The Local Convexity of Solving Systems of Quadratic Equations

Abstract

This paper considers the recovery of a rank r positive semidefinite matrix \({X X^T \in \mathbb{R}^{n\times n}}\) from m scalar measurements of the form \({y_i := a_i^T X X^T a_i}\) (i.e., quadratic measurements of X). Such problems arise in a variety of applications, including covariance sketching of high-dimensional data streams, quadratic regression, quantum state tomography, among others.

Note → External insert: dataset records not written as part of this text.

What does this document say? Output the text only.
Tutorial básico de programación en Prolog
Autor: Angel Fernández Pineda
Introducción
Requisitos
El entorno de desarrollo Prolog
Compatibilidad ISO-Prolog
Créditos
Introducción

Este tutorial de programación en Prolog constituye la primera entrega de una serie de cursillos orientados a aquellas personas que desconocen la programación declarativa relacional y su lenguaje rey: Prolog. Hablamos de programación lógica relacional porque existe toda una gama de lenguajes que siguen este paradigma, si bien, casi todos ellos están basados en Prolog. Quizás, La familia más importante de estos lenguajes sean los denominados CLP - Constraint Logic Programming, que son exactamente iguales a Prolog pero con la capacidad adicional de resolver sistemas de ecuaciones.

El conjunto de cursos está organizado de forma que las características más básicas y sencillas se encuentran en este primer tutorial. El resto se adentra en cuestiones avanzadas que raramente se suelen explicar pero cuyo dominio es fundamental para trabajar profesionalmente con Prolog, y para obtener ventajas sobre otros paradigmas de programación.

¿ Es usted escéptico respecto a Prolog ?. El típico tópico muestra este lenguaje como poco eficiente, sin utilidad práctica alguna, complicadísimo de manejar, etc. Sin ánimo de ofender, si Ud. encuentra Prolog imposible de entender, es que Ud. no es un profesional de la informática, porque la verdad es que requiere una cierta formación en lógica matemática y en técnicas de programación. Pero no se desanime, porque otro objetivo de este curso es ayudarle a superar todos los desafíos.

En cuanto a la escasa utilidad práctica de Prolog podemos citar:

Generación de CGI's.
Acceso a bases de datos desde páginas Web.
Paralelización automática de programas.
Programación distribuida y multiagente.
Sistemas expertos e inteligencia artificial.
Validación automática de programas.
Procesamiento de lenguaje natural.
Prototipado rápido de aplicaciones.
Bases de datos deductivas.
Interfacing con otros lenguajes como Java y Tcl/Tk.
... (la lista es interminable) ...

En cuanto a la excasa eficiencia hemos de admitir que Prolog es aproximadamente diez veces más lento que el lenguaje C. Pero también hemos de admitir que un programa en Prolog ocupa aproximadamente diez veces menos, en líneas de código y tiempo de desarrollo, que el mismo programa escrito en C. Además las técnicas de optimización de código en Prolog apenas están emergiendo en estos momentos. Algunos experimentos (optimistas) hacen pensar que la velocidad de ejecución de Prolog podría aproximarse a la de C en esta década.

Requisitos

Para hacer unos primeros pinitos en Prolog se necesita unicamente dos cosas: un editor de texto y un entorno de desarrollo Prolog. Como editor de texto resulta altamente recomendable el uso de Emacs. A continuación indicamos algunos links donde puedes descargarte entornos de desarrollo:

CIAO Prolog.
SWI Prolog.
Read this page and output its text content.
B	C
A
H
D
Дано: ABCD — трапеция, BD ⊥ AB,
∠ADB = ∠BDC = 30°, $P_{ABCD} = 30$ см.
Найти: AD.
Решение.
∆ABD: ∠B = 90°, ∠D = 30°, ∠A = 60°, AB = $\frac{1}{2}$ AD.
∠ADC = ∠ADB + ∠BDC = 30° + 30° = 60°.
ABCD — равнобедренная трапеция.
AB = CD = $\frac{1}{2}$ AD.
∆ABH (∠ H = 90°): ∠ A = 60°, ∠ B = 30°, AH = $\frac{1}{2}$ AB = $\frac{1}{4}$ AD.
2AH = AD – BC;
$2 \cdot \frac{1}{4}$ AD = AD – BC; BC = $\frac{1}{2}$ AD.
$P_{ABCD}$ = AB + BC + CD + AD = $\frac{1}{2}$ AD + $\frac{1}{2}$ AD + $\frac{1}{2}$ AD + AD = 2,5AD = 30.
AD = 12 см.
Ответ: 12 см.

A natural approach to this problem is to minimize the loss function \({f(U) = \sum_i (y_i - a_{i}^{T}UU^{T}a_i)^2}\) which has an entire manifold of solutions given by \({\{XO\}_{O\in\mathcal{O}_r}}\) where \({\mathcal{O}_r}\) is the orthogonal group of \({r\times r}\) orthogonal matrices; this is non-convex in the \({n\times r}\) matrix U, but methods like gradient descent are simple and easy to implement (as compared to semidefinite relaxation approaches). In this paper we show that once we have \({m \geq Cnr\,{\rm log}^2(n)}\) samples from isotropic gaussian \({a_i}\), with high probability (a) this function admits a dimension-independent region of local strong convexity on lines perpendicular to the solution manifold, and (b) with an additional polynomial factor of r samples, a simple spectral initialization will land within the region of convexity with high probability. Together, this implies that gradient descent with initialization (but no re-sampling) will converge linearly to the correct X, up to an orthogonal transformation. We believe that this general technique (local convexity reachable by spectral initialization) should prove applicable to a broader class of nonconvex optimization problems.